Web scraping large volumes of data can be challenging, especially when dealing with sophisticated anti-bot mechanisms. While it is easy to build and run scrapers, ensuring reliable retrieval of HTML responses from target pages is often difficult.

Websites like Amazon employ advanced techniques to detect and block scraping activities. This guide will show you how to use Puppeteer to mimic real browser interactions, thereby avoiding detection and blocks.

However, by properly managing user-agents and browser headers during scraping, you can counter these anti-bot techniques. While these advanced techniques would be optional for our beginner project on scraping chocolate.co.uk.

In this guide, we're still going to look at how to use fake user-agents and browser headers so that you can apply these techniques if you ever need to scrape a more difficult website like Amazon.
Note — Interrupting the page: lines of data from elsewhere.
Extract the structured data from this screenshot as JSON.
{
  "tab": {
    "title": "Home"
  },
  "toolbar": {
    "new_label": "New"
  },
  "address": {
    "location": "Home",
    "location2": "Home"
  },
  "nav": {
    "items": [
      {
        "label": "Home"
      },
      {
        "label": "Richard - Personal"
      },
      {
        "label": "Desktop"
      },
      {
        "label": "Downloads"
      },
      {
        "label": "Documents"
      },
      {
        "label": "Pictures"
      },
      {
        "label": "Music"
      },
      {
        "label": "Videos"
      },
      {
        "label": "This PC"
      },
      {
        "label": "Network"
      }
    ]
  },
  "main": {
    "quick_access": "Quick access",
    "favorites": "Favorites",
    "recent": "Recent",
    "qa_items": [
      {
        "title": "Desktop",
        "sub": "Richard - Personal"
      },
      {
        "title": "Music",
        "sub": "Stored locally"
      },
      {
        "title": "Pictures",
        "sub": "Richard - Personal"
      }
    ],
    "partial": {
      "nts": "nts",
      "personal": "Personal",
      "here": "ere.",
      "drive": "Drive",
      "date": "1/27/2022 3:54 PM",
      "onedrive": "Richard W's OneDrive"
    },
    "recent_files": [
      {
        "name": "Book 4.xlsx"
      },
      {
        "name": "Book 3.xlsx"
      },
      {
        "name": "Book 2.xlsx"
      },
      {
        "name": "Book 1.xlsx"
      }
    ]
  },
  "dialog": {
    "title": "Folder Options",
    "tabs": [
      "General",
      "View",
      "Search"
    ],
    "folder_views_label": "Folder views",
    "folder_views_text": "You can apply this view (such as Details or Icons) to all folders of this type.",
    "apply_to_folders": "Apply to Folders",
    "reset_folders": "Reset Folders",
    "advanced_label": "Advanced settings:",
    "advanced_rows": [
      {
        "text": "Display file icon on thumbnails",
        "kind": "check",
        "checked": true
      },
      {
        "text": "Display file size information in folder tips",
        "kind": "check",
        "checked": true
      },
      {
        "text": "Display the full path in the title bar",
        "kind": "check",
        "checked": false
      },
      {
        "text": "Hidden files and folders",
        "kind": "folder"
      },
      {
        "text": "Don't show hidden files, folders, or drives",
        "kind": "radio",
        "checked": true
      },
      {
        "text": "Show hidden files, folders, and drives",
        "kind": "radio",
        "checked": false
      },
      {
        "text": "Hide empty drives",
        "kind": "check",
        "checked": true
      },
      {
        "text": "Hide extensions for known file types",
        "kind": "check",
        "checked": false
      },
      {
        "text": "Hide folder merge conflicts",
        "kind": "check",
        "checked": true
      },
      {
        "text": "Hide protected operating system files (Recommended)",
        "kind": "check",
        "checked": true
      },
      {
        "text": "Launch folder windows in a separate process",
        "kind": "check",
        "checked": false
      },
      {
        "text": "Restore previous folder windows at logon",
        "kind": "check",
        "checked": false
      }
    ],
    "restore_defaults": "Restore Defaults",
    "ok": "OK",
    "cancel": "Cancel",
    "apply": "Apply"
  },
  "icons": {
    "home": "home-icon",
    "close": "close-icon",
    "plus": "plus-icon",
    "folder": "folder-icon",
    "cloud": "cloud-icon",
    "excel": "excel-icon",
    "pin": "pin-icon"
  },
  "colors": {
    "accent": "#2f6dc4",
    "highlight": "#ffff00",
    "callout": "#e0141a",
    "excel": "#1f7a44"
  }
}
Using Fake User-Agents When Scraping

User-agents are pieces of information that your browser sends to a website, telling it what type of device and browser you're using. Many websites use this data to detect bots and block scraping attempts. To avoid this, you can rotate or fake user-agents to make your scraping activities look like they’re coming from different browsers or devices.

By simulating various user-agents, you can reduce the chances of being flagged as a bot and increase your scraping success on websites with anti-bot mechanisms.

What are User-Agents?

A user-agent is a string of text sent by your browser to a web server when you visit a website.

It's located in the HTTP header and contains details about your browser, operating system, and device, allowing the website to customize the content based on this information.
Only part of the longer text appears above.